Cela pourrait-il poser un problème pour le produit espagnol ?

« Si nous le contrôlons, pas du tout, au contraire. Je ne parle pas ici au nom du Círculo de Empresarios, mais en mon nom propre, en raison de mes nombreuses années d'expérience dans le secteur. Le problème, c'est que ces produits passent par d'autres canaux. Nous perdons alors le contrôle. »

« L'agriculture marocaine, qui se trouve juste à côté, en est un exemple. Pendant des années, elle a été entre les mains d'agents et d'importateurs de Perpignan. Je me demande ce qui se serait passé si au début, comme les Pays-Bas l'ont fait avec la production d'Almeria, nous avions contrôlé l'agriculture du pays voisin en termes de commercialisation et de production. Nous serions une puissance, nous le sommes déjà, mais avec cela nous serions numéro un. »

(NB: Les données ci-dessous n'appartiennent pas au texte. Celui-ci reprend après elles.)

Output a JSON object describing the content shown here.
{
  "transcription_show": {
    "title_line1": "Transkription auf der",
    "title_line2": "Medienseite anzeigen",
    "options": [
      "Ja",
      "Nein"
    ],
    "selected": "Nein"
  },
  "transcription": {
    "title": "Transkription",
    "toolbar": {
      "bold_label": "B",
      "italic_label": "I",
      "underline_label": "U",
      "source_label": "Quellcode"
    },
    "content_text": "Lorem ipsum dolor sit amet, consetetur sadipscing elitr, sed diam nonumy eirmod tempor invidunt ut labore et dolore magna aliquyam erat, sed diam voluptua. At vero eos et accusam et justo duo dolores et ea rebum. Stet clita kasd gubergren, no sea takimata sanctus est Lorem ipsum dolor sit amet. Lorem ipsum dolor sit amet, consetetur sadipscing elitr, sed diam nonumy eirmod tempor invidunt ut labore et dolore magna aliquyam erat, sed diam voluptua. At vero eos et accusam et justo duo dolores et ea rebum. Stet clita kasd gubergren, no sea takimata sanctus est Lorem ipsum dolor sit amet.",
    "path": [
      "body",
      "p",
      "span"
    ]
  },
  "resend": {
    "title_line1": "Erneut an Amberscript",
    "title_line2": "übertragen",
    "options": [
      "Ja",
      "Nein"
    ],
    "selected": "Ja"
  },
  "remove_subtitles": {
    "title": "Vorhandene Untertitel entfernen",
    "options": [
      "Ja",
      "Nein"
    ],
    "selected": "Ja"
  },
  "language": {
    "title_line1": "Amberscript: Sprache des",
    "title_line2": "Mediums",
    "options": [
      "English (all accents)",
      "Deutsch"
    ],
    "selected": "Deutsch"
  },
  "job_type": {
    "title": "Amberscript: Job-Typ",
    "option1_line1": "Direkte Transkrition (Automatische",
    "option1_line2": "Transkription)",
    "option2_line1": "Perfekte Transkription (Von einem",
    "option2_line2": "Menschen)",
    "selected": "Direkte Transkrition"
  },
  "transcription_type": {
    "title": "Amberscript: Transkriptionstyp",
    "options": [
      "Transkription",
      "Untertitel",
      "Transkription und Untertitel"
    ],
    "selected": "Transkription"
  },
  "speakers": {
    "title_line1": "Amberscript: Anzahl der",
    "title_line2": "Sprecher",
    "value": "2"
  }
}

« Si nous élargissons notre portefeuille de produits, nous pourrions éliminer la saisonnalité, en produisant pendant 12 mois, et nos coûts structurels diminueraient considérablement, avec tout ce que cela signifierait pour notre production ici en Espagne. Mais cela nécessiterait une conversation beaucoup plus longue et plus approfondie. »

Les informations complètes présentées par le Círculo de Empresarios sont disponibles à l'adresse suivante : www.circulodeempresarios.org.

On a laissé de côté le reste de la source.